O técnico Dorival Júnior concedeu entrevista coletiva após a vitória do São Paulo sobre o Bolívar, que garantiu a classificação às quartas da Sul-Americana. O comandante tricolor valorizou o apoio da torcida, mas fez questão de destacar que a situação no Brasileirão ainda é preocupante.
“Torcedor abraçou a equipe”
Dorival celebrou a presença de mais de 40 mil torcedores no Morumbi e destacou a importância da conexão entre time e torcida.
“O São Paulo tem essa conexão com a nossa torcida. Nas minhas duas passagens foi assim. Estava estranhando isso, a gente não dando uma resposta e o nosso torcedor um pouco afastado do clube. Quando existe essa aproximação, é o que nos dá exemplo do que é o torcedor são-paulino: um torcedor que cobra, que busca, mas que está abraçando a equipe. Hoje tivemos mais de 40 mil aqui, só tenho que agradecer ao apoio e possamos retribuir”, afirmou.
Situação no Brasileirão preocupa muito Dorival
O técnico fez questão de alertar que a vitória na Sul-Americana não resolve os problemas no campeonato nacional.

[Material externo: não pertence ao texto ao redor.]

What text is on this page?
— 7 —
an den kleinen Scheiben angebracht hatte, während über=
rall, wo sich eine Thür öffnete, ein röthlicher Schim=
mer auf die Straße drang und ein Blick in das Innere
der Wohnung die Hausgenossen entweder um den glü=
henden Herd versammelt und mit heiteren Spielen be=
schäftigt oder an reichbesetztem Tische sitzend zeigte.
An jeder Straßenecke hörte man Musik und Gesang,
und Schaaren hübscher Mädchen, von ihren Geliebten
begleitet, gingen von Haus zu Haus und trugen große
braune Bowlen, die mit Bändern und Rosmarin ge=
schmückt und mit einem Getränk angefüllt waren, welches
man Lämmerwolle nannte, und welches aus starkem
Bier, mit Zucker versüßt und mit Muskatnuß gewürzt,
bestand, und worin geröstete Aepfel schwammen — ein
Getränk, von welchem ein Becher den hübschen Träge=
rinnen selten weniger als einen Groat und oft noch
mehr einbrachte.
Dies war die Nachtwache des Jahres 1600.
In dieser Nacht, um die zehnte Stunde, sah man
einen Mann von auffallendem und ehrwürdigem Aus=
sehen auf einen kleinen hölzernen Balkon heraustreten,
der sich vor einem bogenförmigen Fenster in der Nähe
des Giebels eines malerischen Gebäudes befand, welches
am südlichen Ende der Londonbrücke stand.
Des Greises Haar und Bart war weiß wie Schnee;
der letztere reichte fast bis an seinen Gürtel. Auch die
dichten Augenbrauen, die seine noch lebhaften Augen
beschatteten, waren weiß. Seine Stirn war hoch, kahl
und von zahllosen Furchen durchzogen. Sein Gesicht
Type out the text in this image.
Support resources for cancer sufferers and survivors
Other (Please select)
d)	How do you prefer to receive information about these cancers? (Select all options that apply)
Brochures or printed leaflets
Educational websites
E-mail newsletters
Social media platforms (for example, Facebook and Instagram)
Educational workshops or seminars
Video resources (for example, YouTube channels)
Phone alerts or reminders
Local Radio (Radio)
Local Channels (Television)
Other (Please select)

“Trabalho nunca faltou. Foi um jogo importante, mas foi apenas uma partida. Precisamos ter essa ciência. Nossa situação no Brasileirão é problemática. Precisamos estar conscientes de que o esforço de hoje foi importante. O jogo contra o Coritiba, que demos poucas chances ao adversário, foi frustrante, mas o que eu quero é que a equipe continue se entregando e fazendo o que foi pedido. Confio que estejamos no caminho para uma melhor condição.”
Elogios aos reforços
Dorival elogiou os jogadores que entraram na partida, especialmente Newton e Domingos Duarte.
“São jogadores que temos certeza que poderão nos dar um retorno importante, jogadores seguros que estão num processo de evolução. Espero que continuem assim. Acho que eles têm nos passado uma segurança quando estão em campo. Isso é importante.”
Estratégia e ajustes
O técnico explicou as mudanças na escalação e a estratégia para neutralizar o Bolívar.
“Tentamos um equilíbrio físico na escalação. No último jogo eles jogaram com reservas no campeonato boliviano. Para competir, para pressionar, precisávamos de uma equipe mais saudável em campo. Algumas alterações por necessidade, outras em compensação em altura, para tentar neutralizar as possibilidades de jogadas aéreas que eram um ponto forte deles. A equipe encontrou equilíbrio e fez um bom jogo.”
Bolas paradas
Dorival admitiu que o time ainda sofre com gols de bola parada, mas confia na correção.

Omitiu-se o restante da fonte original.